Тёща не отрываясь смотрела на него, и сердце её замирало, как при быстрой езде по ухабам. Наконец она как бы очнулась, вспомнила, кто есть кто, и, порывисто тряхнув бигудями, сказала, поджимая после каждого слова губы:

— Что ещё у вас стряслось? Почему без звонка? В таком виде! Где моя дочь, где внук?

— А где моя жизнь? — взревел Павел Егорович. — Куда ты дела мою жизнь?

Он грузно сел на табурет, отодвинул от себя пустой стакан, с печалью и мудростью посмотрел на тёщу, с которой моментально слетела вся спесь. Она стояла, прислонившись к стене, держалась за сердце и не смела отвести от него взгляда. А Павел Егорович смотрел на неё и словно видел насквозь, с её мелкими, суматошными мыслями, смешными страхами, с глупыми опасениями, и ему было жаль её, и он, велико душно смягчив тон, тихонько говорил, поглаживая ладонью импортную клеёнку:

— Ну что ты всю жизнь суетишься, стараешься что-то урвать, что-то кому-то доказать? Ну на кой чёрт тебе это нужно? Командуешь всеми, а они только делают вид, что слушаются, а за спиной тебе язык показывают. Вон Серёжка, тот тебя вообще зовёт жандармским ротмистром… А разве ему запретишь? Так-то вот… А ты небось думаешь, что ещё при силе, при прежней власти. Конечно, раньше, при живом муже, тебя слушались, а теперь-то, когда ты командуешь, смешно, право. И мне смешно… теперь. А раньше было не до смеха. Раньше я тебя как огня боялся. Твоё слово — закон. Всё думал, не так хожу, не так сижу, не так ем.
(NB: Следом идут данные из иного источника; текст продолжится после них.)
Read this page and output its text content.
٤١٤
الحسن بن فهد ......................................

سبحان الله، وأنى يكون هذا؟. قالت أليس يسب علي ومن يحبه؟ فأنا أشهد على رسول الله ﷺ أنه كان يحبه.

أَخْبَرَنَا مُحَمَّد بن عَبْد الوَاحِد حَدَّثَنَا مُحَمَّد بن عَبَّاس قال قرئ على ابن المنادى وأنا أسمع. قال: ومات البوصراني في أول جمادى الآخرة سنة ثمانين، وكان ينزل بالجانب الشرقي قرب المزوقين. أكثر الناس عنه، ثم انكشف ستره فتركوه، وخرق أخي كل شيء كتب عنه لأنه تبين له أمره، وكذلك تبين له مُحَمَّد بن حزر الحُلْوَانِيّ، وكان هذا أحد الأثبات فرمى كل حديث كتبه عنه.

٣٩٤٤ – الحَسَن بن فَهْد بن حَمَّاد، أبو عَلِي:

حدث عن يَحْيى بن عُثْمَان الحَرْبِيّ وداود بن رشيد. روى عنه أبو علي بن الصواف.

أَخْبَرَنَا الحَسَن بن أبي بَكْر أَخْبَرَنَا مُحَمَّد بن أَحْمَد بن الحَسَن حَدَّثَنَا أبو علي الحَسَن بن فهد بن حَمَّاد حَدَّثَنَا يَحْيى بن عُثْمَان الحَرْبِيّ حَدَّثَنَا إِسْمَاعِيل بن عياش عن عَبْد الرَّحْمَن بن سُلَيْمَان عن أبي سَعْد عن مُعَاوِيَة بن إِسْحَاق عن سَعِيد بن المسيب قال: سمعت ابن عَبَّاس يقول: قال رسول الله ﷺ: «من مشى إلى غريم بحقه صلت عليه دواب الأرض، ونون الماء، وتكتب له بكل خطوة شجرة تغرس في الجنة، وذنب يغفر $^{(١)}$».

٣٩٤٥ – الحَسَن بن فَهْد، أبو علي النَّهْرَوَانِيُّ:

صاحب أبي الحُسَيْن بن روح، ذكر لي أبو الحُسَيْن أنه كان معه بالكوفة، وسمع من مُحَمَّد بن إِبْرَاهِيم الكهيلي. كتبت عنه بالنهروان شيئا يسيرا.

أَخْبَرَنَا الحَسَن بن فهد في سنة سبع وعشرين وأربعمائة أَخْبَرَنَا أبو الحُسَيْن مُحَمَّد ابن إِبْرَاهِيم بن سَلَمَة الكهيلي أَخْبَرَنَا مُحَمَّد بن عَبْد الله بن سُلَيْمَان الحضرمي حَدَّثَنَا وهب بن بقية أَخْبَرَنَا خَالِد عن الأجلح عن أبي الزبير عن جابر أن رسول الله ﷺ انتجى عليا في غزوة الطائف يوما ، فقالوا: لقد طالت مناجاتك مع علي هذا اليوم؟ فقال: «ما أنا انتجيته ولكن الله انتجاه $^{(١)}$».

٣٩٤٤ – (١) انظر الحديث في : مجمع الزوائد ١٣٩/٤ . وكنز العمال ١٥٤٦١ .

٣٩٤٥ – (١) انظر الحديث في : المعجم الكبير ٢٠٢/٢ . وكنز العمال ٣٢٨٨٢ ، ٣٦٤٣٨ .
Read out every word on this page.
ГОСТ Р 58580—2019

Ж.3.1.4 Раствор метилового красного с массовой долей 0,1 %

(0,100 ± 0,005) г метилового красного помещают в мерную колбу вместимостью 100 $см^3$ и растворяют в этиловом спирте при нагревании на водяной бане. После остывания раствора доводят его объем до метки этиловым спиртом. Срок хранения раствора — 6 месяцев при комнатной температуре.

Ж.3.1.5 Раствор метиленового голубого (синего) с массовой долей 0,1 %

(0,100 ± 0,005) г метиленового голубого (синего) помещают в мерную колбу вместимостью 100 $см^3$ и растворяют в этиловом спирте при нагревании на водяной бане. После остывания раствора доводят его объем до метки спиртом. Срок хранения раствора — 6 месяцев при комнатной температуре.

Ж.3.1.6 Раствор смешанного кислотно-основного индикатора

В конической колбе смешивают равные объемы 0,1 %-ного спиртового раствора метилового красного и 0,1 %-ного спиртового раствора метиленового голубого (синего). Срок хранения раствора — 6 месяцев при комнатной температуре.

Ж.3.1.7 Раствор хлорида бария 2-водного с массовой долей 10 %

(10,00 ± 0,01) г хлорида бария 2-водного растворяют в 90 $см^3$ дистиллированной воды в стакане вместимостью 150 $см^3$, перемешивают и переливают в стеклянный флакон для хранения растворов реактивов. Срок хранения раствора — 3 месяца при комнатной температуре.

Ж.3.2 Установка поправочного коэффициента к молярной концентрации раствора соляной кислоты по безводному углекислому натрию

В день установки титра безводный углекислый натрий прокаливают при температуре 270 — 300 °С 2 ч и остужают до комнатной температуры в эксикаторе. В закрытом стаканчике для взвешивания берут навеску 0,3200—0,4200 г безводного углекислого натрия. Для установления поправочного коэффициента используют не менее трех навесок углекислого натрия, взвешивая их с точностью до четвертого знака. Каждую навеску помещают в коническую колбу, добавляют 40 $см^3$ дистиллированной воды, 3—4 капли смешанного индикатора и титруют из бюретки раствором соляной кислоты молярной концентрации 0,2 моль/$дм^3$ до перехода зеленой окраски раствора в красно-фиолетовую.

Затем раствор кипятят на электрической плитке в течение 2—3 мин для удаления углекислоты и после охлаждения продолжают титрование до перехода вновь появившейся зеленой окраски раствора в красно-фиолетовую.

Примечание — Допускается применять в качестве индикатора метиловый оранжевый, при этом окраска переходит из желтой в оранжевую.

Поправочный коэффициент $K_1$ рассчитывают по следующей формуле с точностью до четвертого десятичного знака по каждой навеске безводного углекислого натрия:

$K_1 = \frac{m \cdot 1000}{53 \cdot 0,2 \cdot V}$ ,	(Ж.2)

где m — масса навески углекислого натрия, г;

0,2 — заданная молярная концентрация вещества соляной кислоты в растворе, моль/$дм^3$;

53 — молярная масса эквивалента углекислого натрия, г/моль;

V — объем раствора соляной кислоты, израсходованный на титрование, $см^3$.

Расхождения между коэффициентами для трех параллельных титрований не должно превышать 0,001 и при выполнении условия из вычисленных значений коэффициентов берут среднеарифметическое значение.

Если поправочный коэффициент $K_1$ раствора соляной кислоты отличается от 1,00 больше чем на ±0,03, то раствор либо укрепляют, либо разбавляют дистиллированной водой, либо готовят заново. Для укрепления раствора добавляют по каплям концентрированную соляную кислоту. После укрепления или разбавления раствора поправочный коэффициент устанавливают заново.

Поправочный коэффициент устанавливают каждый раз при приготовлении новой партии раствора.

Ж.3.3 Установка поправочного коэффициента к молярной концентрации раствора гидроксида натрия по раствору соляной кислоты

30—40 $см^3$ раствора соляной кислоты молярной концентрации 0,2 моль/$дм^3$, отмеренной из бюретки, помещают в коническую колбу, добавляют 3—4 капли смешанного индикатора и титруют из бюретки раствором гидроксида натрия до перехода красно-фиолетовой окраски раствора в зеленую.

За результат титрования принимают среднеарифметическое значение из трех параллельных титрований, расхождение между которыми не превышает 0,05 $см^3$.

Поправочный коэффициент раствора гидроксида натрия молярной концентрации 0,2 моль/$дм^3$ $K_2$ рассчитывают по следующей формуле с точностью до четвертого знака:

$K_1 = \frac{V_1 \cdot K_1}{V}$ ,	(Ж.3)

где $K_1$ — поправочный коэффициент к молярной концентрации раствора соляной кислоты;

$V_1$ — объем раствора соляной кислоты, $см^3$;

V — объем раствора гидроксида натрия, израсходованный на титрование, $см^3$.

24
Этого я очень стеснялся. Я ведь к разным гастрономиям и разносолам не был приучен, ведь картошку в мундире как ни ешь, всё будет правильно…

А при тебе, бывало, кусок в рот не лез… — Павел Егорович замолчал и погрузился в воспоминания. И опять всплыла перед глазами та злосчастная кость. И ему стало жалко себя. — Одного я не понимаю, — сказал он, — и на кой чёрт тебе это нужно? Вот испортила мне жизнь, а чего ожидала? Благодарности? Что я тебе ноги стану целовать?

— Разве от тебя дождёшься благодарности, — прошипела тёща, — тебя человеком сделали. Вспомни, кто ты раньше был… Токарь-пекарь, из тарелки руками ел, кости глодал, как дворовый пёс, вместо благодарности ещё претензии. Да кто ты такой, чтобы мне претензии выставлять? Да ты со всеми институтами мизинца моей дочери не стоишь. Как был бревно неотёсанное, так и остался. Вон из моего дома! А Варваре я сейчас позвоню, чтоб на порог тебя не пускала, а если ломиться начнёшь, скажу, чтоб милицию вызвала. В том доме твоего ничего нет. Ты вспомни, вспомни, когда получать-то вровень с женой начал, приживалец несчастный… А Сергея, пока ты окончательно не уберёшься из нашей семьи, я забираю к себе. Я не могу доверить воспитание моего единственного внука такому ничтожеству, как ты. — Она сидела нога на ногу, выставив из-под распахнутого халата жилистую, узловатую коленку, и, скрестив руки на груди, ехидно и презрительно улыбалась.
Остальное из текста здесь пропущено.